The Labour leader signalled that his commitments to cutting the deficit were non-negotiable, in effect making this a red line in any post-election deal the party might strike with the anti-austerity Scottish Nationalist party.

The Conservatives on Sunday challenged Labour to outline which taxes it intended to increase to meet pledges on deficit reduction it had already made. For its part, the Tory party has committed to £25bn of spending cuts to eliminate the current structural deficit by 2017-18.

Labour has yet to outline specific plans on how it will deliver its promise to get national debt falling and a surplus on the current budget by the end of the next parliament.

The Conservative party, which introduced a gruelling austerity programme after the financial crisis, has received a boost on economic policy thanks to the UK recovery, which has been outpacing many of its Group of Seven counterparts.

But wage growth has been weak and Labour is hoping to win voters by raising the minimum wage to £8 ($12) per hour and by banning most of the controversial zero-hour contracts, where employees only work when they are needed.
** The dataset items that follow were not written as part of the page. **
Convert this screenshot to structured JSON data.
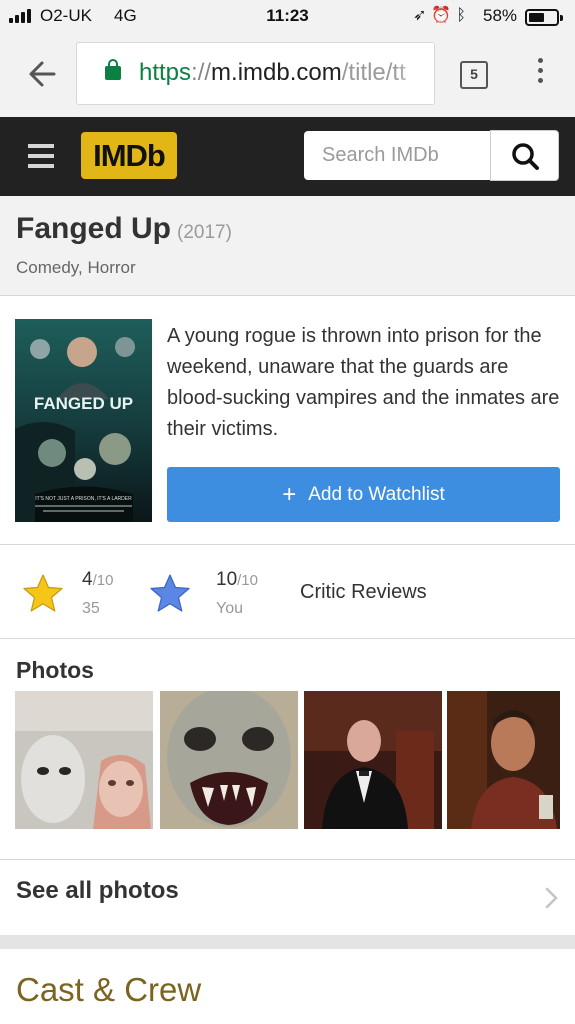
{
  "status_bar": {
    "carrier": "O2-UK",
    "network": "4G",
    "time": "11:23",
    "icons": [
      "location-arrow",
      "alarm",
      "bluetooth"
    ],
    "battery": "58%",
    "battery_level": 0.58
  },
  "browser": {
    "url_scheme": "https",
    "url_sep": "://",
    "url_host": "m.imdb.com",
    "url_path": "/title/tt",
    "tab_count": "5"
  },
  "header": {
    "logo": "IMDb",
    "search_placeholder": "Search IMDb",
    "colors": {
      "bar": "#222222",
      "logo": "#e2b616"
    }
  },
  "title": {
    "name": "Fanged Up",
    "year": "(2017)",
    "genres": "Comedy, Horror"
  },
  "overview": {
    "poster_title": "FANGED UP",
    "poster_tagline": "IT'S NOT JUST A PRISON, IT'S A LARDER",
    "plot": "A young rogue is thrown into prison for the weekend, unaware that the guards are blood-sucking vampires and the inmates are their victims.",
    "watchlist_label": "Add to Watchlist",
    "watchlist_color": "#3d8ee0"
  },
  "ratings": {
    "user_rating": "4",
    "user_outof": "/10",
    "user_count": "35",
    "your_rating": "10",
    "your_outof": "/10",
    "your_label": "You",
    "critic_label": "Critic Reviews",
    "colors": {
      "imdb_star": "#f5c518",
      "your_star": "#5b86e5"
    }
  },
  "photos": {
    "heading": "Photos",
    "see_all": "See all photos"
  },
  "cast": {
    "heading": "Cast & Crew"
  }
}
Other pre-announced pledges Mr Miliband announced were freezing energy price bills and raising taxes for the wealthiest.

The banking sector will also be reformed if Labour wins power. A British investment bank will be created help businesses grow and a threshold on a bank's share of high street business will be imposed.

The policy of freezing rail fares for a year - at the cost of £200m - will be funded by switching spending from road projects.